Always chores and this stop was no exception.  We had a few “developments” during this stop to report.  Actually the first one occurred in Seibert.  The AC completely froze up and wouldn’t cool.  Pat had to get out my hair dryer to thaw it all out.  He thought he knew what caused it, so he implemented his “fix” and we were keeping and eye on it in Denver.  Happy to report that the AC is working just fine, so no worries there.  I know you wouldn’t think that’s a big deal, but our coach is dark colored and heats up quickly in the sun even if the outdoor temp is cool.  We have to make sure the indoor temp stays cool for Jackson when we are away, so this is very important.  Whew!  At least we don’t need a new AC unit.  I’m sure those are cheap….

Then chromebook #2 did not awaken after I made the last post.  Dead as a doornail.  So off we go to Best Buy for another one.  Actually two Best Buys to find the same one again.  I say #2 since our first chromebook got crunched in the RV slideout during one of our first trips in Lucy.  We decided it was a good thing in disguise since we liked the new one so much better.  So join me in welcoming chromebook #3 to the blogging world.

We also spent some quality time in line at Petco to get two vaccines for Jackson.  He’ll be overdue by the time we get to Canada, so we needed to get them updated to make sure we can enter the country.  They are fussy about that.
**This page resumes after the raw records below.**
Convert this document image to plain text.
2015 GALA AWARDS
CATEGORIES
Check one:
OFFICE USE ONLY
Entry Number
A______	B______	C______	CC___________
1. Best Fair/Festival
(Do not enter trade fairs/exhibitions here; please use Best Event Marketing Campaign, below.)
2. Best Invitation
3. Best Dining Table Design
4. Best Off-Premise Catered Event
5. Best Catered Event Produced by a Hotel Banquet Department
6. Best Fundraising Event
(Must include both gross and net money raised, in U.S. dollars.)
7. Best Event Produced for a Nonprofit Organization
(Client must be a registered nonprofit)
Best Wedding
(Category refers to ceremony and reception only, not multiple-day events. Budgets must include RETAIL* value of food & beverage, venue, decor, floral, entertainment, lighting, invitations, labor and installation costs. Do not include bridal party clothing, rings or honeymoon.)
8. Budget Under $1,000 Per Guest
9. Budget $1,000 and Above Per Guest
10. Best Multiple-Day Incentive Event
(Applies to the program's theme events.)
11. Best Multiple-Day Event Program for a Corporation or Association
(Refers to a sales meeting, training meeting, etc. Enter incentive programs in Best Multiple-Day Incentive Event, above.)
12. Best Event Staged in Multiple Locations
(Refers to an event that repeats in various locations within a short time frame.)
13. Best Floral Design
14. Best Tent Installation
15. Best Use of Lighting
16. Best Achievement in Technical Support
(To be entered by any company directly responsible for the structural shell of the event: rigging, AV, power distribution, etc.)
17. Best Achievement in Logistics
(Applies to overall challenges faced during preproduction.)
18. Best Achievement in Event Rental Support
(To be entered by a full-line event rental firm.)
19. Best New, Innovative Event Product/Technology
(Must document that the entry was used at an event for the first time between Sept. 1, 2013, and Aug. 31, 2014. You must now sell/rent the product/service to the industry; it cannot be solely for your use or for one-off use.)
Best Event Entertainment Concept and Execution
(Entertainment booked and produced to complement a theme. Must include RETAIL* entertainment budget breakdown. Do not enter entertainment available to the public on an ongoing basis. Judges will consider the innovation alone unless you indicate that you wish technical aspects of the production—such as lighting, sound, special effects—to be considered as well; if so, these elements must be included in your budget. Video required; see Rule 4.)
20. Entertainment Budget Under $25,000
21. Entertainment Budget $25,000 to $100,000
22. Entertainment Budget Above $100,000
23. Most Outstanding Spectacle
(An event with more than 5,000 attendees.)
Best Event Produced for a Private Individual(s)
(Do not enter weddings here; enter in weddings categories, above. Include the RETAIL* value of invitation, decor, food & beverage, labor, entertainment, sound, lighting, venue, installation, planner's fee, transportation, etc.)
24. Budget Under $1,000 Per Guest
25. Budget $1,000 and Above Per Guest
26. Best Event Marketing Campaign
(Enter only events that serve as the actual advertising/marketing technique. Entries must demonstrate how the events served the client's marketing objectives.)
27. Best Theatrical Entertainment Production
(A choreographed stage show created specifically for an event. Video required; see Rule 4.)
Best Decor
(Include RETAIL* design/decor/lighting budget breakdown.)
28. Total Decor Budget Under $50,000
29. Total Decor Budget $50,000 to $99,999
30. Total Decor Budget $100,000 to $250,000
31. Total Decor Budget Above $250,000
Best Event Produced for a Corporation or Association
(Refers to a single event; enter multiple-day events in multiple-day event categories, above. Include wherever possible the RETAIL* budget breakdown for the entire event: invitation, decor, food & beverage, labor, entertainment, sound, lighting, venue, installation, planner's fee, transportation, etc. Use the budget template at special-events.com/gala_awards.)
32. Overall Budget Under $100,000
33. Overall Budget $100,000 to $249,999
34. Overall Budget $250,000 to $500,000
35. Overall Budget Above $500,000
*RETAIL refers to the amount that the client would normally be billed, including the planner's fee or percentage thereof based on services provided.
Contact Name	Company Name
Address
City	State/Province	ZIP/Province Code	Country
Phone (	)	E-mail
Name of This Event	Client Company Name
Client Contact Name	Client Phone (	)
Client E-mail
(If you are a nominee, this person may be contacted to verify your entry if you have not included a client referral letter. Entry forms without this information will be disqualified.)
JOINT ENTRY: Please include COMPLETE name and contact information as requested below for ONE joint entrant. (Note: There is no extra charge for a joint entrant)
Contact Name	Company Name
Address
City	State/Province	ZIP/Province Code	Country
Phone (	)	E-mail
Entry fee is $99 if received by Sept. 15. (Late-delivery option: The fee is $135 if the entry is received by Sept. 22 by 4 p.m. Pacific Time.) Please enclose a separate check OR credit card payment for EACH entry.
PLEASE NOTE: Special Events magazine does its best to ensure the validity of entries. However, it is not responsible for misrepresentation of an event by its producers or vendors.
Speaking of Alaska, we were advised that quality rain gear is a must if we’re spending any time at all there.  We are guaranteed rainy, icky weather at some point, and we don’t want that dampening our sightseeing experiences, literally!  So, off we go to a local sporting goods store and now we both have waterproof jackets and pants.

And the update you’ve all been waiting for.  Two words – HOT WATER!  Yes friends, Pat was able to replace the shower faucet apparatus and we now have water so hot I actually had to turn it down this morning.  Halleluia!  The full-timing lifestyle is saved and I can shower without my teeth chattering.

That about wraps it up for Denver.  We’re bugging out in the am and headed for Wyoming to spend a week with Pat’s mom, brother Jamie and nephew Tyler.  See you on the way!